The crawler will save its current progress (checkpoint) and pause. While explicitly paused, it will not automatically start the next run when update_rate elapses; you must call POST /_crawler/resume to start the next run. You can also safely stop FSCrawler while paused; when you restart FSCrawler, it will resume from where it left off when you call resume.

Success response (200):

{
  "ok" : true,
  "message" : "Crawler paused. Checkpoint saved."
}

If the crawler is already paused, you get 200 with:

{
  "ok" : true,
  "message" : "Crawler is already paused."
}

Error response (400) when the crawler is not running:

{
  "ok" : false,
  "message" : "Crawler is not running"
}

Resuming the crawler

To resume a paused crawler, call POST /_crawler/resume:

curl -X POST http://127.0.0.1:8080/_crawler/resume

Success response (200) when resuming from pause:

{
  "ok" : true,
  "message" : "Crawler resumed."
}

If the crawler is not paused, you get 200 with no action taken:

{
  "ok" : true,
  "message" : "Crawler is not paused. No action needed."
}

Error response (400) when the crawler is closed:

{
  "ok" : false,
  "message" : "Crawler is closed. Cannot resume."
}

Clearing the checkpoint

If you want to force a fresh start and ignore any saved progress, you can clear the checkpoint file. The crawler must be paused or stopped first:

curl -X DELETE http://127.0.0.1:8080/_crawler/checkpoint

Success response (200):

{
  "ok" : true,
  "message" : "Checkpoint cleared"
}

Error response (400) when the crawler is running and not paused:

{
  "ok" : false,
  "message" : "Cannot clear checkpoint while crawler is running. Pause or stop it first."
}

Error response (404) when there is no active crawler (e.g. started with --loop 0):

{
  "ok" : false,
  "message" : "Failed to clear checkpoint as we don't have a checkpoint handler. This probably means there's no active crawler. Did you start with --loop 0?"
}

On I/O error, the server returns 500 with a message starting with Failed to clear checkpoint:.

Note

You can also clear the checkpoint using the --restart command line option when starting FSCrawler.

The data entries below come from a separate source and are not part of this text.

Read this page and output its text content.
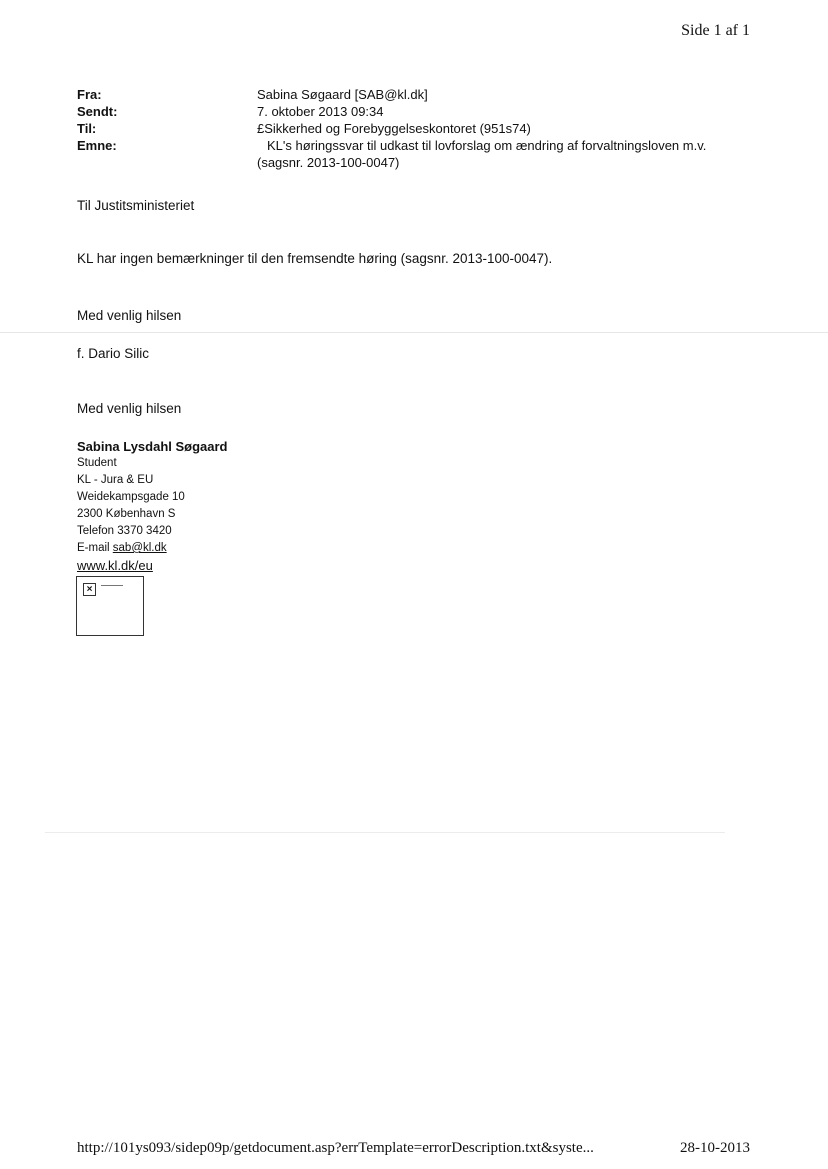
Side 1 af 1
Fra:	Sabina Søgaard [SAB@kl.dk]
Sendt:	7. oktober 2013 09:34
Til:	£Sikkerhed og Forebyggelseskontoret (951s74)
Emne:	KL's høringssvar til udkast til lovforslag om ændring af forvaltningsloven m.v.
(sagsnr. 2013-100-0047)
Til Justitsministeriet
KL har ingen bemærkninger til den fremsendte høring (sagsnr. 2013-100-0047).
Med venlig hilsen
f. Dario Silic
Med venlig hilsen
Sabina Lysdahl Søgaard
Student
KL - Jura & EU
Weidekampsgade 10
2300 København S
Telefon 3370 3420
E-mail sab@kl.dk
www.kl.dk/eu
×
http://101ys093/sidep09p/getdocument.asp?errTemplate=errorDescription.txt&syste...	28-10-2013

See CLI options for more details.

Automatic resume after crash

If FSCrawler crashes or is forcefully terminated during a crawl, it will automatically resume from the last saved checkpoint when restarted. The checkpoint is saved periodically (every 100 files by default) and whenever the crawler state changes.

Network error recovery

FSCrawler automatically handles network errors with exponential backoff retry. If a network error occurs, it will:

  1. Save the current checkpoint

  2. Wait with exponential backoff (starting from 1 second, doubling each retry)

  3. Attempt to reconnect

  4. Resume from the failed directory

After 10 consecutive failures, the crawler will stop with an error state. You can then fix the network issue and restart FSCrawler to resume from the checkpoint.